It's metadata for a collection of 45 million documents that is mostly
photos, with some videos and text. The data is imported from a MySQL
database and split among six large shards (each nearly 13GB) and a small
shard with data added in the last week. That works out to between
300,000 and 500,000 documents.
I am mostly trying to think of ways to drastically reduce the index size
without reducing the functionality. Using copyField would just make it
larger.
I would like to make it so that I don't have two terms when there's a
punctuation character at the beginning or end of a word. For intstance,
one field value that I just analyzed ends up with terms like the
following, which are unneeded duplicates:
championship.
championship
'04
04
wisconsin.
wisconsin
Since I was already toying around, I just tested the whole notion. I
ran it through once with just generateWordParts and catenateWords
enabled, then again with all the options including preserveOriginal
enabled. A test analysis of input with 59 whitespace separated words
showed 93 terms with the single filter and 77 with two. The only drop
in term quality that I noticed was that possessive words (apostrophe-s)

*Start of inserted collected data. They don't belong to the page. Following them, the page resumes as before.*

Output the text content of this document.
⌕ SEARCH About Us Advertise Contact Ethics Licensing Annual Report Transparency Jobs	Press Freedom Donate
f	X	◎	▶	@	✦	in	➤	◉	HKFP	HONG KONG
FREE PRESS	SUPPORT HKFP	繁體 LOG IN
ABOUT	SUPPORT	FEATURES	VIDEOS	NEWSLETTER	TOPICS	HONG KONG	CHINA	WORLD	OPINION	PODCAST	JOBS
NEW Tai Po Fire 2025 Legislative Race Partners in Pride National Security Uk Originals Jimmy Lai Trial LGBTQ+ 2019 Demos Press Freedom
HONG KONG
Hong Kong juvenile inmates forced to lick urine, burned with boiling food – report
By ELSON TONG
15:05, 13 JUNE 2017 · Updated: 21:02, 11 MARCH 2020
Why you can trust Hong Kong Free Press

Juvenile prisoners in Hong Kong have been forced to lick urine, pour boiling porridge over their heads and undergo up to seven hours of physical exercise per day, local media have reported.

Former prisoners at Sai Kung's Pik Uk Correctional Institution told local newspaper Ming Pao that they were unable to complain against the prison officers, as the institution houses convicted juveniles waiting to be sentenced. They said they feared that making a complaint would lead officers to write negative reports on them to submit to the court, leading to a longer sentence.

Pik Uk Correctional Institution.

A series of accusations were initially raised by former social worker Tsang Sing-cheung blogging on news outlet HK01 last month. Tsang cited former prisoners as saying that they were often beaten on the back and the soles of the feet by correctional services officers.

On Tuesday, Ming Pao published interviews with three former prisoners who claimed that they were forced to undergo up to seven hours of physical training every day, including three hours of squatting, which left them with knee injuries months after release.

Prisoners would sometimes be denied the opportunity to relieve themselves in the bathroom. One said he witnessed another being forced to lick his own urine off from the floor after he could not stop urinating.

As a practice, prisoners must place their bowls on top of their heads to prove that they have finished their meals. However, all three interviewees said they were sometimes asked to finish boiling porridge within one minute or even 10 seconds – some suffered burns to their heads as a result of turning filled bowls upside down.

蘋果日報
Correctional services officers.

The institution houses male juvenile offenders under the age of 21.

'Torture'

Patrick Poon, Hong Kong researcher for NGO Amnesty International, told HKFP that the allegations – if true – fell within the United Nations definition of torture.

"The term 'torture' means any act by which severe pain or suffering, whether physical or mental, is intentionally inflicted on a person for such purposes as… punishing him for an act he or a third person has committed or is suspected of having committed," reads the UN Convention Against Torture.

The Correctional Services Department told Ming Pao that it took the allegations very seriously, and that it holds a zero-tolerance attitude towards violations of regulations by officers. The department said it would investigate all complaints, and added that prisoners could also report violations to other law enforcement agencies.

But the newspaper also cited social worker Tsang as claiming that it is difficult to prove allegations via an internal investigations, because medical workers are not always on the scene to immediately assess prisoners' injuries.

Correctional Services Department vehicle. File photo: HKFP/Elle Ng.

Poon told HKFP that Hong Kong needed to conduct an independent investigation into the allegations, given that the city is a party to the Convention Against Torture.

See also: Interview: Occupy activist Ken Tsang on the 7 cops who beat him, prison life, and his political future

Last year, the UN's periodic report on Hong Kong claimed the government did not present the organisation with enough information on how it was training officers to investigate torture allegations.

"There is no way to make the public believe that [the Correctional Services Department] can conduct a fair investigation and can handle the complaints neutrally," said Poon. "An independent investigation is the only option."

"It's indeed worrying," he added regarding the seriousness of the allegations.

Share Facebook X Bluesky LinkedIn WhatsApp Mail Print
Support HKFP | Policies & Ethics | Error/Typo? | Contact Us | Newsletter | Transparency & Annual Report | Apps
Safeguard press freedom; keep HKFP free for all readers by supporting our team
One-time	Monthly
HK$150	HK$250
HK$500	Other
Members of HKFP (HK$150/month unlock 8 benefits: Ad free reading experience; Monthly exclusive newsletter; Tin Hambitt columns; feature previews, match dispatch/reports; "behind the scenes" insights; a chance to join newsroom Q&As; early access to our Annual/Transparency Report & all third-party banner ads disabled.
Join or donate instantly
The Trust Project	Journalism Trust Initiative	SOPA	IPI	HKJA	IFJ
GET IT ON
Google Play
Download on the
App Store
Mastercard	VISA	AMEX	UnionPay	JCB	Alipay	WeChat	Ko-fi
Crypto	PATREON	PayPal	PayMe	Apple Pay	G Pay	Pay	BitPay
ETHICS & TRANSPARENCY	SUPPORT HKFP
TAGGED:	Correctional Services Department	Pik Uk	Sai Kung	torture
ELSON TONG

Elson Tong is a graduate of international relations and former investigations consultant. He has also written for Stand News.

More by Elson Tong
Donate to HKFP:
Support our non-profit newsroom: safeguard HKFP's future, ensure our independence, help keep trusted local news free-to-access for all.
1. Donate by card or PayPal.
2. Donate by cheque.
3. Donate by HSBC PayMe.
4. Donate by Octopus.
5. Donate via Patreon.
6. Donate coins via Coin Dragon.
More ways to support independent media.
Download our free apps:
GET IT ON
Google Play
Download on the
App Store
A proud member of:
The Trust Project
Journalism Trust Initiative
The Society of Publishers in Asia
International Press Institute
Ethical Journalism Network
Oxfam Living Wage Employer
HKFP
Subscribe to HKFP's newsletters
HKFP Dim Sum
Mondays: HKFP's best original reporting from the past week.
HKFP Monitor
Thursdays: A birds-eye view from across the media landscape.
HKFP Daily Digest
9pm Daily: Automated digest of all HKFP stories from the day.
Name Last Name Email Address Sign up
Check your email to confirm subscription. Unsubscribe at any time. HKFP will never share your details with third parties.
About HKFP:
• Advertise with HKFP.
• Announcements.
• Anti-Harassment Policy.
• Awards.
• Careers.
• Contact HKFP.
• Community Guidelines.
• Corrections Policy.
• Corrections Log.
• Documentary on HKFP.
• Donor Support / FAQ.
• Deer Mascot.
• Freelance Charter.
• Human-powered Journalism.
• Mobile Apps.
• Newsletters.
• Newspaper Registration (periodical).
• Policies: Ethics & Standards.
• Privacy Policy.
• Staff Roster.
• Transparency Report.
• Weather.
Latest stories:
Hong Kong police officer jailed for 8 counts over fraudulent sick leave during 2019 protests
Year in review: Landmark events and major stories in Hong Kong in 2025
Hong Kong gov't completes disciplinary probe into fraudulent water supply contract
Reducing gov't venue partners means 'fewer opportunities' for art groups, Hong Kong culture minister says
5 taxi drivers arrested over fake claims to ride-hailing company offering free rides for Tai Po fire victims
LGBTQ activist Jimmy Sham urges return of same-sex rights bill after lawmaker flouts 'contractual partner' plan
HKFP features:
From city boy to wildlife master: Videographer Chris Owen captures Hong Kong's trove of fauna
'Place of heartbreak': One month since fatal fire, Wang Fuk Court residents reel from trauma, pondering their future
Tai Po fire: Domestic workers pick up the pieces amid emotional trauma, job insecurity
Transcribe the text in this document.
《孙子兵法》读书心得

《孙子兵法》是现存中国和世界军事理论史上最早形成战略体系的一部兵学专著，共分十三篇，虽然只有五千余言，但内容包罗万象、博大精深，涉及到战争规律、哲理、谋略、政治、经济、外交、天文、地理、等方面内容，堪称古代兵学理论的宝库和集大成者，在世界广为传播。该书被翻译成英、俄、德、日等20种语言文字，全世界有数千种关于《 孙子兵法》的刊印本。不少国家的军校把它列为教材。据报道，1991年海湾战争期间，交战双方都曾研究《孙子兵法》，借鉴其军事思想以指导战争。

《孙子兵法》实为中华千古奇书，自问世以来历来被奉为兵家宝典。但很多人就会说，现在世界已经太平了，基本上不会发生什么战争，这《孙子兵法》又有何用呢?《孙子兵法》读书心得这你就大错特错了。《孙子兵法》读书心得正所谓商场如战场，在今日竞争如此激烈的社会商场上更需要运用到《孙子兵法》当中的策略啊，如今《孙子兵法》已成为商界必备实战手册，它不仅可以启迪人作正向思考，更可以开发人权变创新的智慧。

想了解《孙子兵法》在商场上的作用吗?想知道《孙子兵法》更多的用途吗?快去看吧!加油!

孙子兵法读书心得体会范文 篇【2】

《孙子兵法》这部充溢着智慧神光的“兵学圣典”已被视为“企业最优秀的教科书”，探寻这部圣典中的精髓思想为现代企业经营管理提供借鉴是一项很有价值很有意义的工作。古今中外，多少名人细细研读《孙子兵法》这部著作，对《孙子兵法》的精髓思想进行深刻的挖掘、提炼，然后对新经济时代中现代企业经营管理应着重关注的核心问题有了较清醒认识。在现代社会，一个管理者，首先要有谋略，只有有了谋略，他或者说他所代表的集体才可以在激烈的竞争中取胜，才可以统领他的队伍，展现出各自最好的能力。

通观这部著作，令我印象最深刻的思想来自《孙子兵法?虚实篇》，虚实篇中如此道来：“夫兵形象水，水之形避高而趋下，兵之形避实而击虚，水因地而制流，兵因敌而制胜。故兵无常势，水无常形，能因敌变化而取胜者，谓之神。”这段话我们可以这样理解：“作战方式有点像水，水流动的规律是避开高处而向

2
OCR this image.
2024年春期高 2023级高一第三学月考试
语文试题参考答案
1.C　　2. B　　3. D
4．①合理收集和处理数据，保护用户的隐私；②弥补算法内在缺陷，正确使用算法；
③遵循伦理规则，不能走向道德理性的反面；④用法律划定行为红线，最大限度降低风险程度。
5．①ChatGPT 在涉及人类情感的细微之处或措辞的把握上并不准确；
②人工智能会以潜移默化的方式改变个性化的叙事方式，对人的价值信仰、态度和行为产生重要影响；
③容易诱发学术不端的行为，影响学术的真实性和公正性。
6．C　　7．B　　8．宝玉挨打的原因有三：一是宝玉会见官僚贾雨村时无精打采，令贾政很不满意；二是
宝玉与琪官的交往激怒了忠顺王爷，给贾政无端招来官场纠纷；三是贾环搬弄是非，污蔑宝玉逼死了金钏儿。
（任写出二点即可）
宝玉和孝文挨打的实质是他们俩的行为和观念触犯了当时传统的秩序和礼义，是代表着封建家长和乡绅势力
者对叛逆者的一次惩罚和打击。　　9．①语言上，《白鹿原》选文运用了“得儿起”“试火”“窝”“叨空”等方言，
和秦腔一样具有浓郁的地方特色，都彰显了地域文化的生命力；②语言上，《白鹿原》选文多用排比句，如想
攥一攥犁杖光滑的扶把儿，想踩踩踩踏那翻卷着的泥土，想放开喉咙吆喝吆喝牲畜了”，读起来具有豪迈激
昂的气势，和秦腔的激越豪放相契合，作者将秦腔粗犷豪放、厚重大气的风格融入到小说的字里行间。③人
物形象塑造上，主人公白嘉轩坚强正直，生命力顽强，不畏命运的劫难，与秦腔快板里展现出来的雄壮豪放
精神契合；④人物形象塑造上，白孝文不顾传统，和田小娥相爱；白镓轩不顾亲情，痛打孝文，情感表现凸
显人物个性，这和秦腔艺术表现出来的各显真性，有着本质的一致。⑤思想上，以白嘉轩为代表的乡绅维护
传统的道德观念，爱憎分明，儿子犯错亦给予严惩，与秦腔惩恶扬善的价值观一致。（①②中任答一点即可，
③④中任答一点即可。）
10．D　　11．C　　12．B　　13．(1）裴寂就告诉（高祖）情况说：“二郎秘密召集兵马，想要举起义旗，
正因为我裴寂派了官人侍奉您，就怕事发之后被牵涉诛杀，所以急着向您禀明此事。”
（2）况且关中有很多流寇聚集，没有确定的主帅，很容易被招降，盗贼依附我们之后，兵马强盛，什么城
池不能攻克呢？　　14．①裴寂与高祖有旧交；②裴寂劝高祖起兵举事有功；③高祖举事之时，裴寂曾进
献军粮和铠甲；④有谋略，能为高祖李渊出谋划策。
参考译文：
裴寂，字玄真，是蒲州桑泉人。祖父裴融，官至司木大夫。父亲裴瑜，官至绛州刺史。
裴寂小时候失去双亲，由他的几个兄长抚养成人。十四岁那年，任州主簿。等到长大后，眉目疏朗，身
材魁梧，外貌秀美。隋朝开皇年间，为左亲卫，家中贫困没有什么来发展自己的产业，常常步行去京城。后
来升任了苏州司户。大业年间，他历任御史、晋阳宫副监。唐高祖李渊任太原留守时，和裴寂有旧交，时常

no longer have the original preserved. I haven't yet decided whether
that's a problem.
Shawn
On 8/27/2010 11:00 AM, Erick Erickson wrote:
I agree with Marcus, the usefulness of passing through WDF twice
is suspect. You can always do a copyfield to a completely different
field and do whatever you want there, copyfield forks the raw input
to the second field, not the analyzed stream...
What is it you're really trying to accomplish? Your use-case would
help us help you.
About defining things differently in index and analysis. Sure, it can
make sense. But, especially with WDF it's tricky. Spend some
significant time in the admin analysis page looking at the effects
of various configurations before you decide.
Best
Erick